BEIJING (AFP) - Delegates from China were absent from North Korea's once-in-a-generation party congress, Chinese media said Friday (May 6), in a potential sign of fraying ties between Pyongyang and its most important ally.
Beijing is a key supporter of the hermit kingdom, providing an economic lifeline that has allowed it to ride out waves of international sanctions.
But China's representatives were not invited to the gathering of North Korea's top political leaders, according to the Global Times, a newspaper with close ties to the Chinese Communist Party.
"North Korea wants to maintain its independent stance," professor Da Zhigang of the Institute of Northeast Asian Studies told the newspaper.

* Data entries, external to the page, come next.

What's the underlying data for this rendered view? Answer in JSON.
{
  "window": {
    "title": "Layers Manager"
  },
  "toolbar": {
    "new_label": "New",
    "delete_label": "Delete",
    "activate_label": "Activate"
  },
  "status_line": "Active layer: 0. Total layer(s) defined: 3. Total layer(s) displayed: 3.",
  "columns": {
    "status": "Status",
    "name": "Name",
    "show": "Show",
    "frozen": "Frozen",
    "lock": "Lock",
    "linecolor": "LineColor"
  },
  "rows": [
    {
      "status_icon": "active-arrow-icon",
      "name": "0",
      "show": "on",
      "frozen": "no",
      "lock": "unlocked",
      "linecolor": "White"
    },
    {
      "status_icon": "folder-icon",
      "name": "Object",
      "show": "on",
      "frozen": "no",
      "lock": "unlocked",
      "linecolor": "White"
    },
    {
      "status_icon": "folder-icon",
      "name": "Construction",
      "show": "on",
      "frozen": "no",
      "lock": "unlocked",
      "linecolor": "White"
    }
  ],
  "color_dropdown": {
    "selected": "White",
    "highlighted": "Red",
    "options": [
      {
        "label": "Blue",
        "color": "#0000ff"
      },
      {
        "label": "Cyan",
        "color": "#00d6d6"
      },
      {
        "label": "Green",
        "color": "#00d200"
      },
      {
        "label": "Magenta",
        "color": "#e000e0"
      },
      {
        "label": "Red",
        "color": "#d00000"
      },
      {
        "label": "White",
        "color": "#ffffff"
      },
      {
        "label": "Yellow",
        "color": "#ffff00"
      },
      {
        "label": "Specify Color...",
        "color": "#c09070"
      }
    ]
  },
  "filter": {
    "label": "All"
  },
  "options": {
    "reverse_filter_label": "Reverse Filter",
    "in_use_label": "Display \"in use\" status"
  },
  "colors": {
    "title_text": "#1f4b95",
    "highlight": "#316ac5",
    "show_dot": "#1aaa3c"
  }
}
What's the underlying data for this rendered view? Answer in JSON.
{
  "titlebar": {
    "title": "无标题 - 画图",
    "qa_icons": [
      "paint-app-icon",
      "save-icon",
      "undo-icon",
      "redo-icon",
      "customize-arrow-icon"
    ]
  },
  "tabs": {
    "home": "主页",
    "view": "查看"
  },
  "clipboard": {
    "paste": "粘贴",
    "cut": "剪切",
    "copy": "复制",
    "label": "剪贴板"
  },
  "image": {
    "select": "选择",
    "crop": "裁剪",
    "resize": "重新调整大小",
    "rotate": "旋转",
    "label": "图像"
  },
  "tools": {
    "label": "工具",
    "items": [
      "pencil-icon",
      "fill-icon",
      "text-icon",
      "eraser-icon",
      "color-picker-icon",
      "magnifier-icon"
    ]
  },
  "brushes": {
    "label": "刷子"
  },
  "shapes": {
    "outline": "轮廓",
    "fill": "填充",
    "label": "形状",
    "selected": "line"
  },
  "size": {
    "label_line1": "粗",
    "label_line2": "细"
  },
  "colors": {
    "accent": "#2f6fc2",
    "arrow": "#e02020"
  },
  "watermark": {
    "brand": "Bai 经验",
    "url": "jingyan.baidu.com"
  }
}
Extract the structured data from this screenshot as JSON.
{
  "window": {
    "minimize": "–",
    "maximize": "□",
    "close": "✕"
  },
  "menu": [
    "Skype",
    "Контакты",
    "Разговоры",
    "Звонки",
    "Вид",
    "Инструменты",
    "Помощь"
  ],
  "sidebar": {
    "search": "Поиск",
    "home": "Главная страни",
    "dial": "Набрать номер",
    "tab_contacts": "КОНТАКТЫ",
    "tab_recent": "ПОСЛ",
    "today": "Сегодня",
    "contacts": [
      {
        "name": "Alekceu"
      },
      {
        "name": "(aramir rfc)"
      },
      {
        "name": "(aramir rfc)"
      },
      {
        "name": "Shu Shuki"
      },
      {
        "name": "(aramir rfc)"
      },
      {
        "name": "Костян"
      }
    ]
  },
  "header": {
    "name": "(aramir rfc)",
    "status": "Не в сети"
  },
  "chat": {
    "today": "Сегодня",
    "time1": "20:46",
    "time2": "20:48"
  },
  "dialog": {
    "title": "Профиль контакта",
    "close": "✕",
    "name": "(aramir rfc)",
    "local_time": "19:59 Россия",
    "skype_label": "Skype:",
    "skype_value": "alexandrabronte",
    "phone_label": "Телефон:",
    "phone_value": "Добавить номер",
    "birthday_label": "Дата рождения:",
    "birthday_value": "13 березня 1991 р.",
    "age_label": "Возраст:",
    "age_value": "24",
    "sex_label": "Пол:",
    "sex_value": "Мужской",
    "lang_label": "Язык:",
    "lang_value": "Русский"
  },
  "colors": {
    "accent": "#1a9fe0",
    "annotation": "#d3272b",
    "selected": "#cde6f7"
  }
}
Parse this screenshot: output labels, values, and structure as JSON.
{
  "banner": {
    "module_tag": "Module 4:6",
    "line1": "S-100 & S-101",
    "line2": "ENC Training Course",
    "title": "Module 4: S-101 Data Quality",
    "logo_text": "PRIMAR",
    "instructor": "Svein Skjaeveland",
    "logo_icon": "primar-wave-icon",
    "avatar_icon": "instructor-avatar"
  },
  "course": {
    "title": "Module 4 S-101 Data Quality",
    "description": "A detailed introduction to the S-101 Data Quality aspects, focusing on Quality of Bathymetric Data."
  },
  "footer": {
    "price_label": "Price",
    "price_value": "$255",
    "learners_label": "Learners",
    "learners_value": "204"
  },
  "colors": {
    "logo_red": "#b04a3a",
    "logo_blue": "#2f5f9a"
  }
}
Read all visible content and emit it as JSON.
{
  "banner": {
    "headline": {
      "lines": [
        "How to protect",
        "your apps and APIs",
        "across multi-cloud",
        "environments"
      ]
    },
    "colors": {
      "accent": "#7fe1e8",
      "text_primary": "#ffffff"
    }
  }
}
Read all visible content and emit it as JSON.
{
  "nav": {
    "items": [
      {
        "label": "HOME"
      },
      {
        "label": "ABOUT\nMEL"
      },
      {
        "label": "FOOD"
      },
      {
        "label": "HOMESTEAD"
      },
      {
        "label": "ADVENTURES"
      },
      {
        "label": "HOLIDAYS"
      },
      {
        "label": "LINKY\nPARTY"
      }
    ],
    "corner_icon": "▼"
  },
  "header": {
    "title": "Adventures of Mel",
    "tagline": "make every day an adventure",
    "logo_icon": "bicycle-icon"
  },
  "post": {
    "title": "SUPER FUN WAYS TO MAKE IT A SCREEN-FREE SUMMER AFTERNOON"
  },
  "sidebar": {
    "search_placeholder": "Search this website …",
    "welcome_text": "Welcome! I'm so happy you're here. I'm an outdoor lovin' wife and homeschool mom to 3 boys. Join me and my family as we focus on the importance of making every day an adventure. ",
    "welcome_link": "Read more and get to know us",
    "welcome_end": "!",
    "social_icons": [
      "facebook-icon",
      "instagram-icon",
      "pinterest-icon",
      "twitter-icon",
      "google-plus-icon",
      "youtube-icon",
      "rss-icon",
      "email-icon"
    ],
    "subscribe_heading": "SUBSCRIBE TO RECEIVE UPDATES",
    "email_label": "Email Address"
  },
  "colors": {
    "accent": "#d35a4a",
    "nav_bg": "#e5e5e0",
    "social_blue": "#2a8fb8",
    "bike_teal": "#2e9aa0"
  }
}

"It can't decide who to invite because it involves the interests of many sides." Details about the secretive party congress have been scant, and it is not clear if any foreign delegates were invited to attend.
The relationship between the two nations, once said to be as close as lips and teeth, has become increasingly strained since the death of North Korea leader Kim Jong Il.
His son, Kim Jong Un, has yet to visit China and frequently thumbs his nose at his ally, despite Pyongyang's reliance on Chinese trade.
A recent string of nuclear and ballistic missile tests have tried Beijing's patience.
But it has been reluctant to take measures against North Korea, fearing that they could destabilise the regime, creating a refugee crisis and swinging the regional balance of power towards the United States.
A large Chinese delegation attended the last Workers' Party congress in 1980, headed by Li Xiannian, later China's official head of state.
In an editorial, the Global Times said that China's relationship with the country is complicated.
Beijing is "resolutely opposing Pyongyang's nuclear development", it said.
"Many forces are now cursing the country, but China will never be one of them."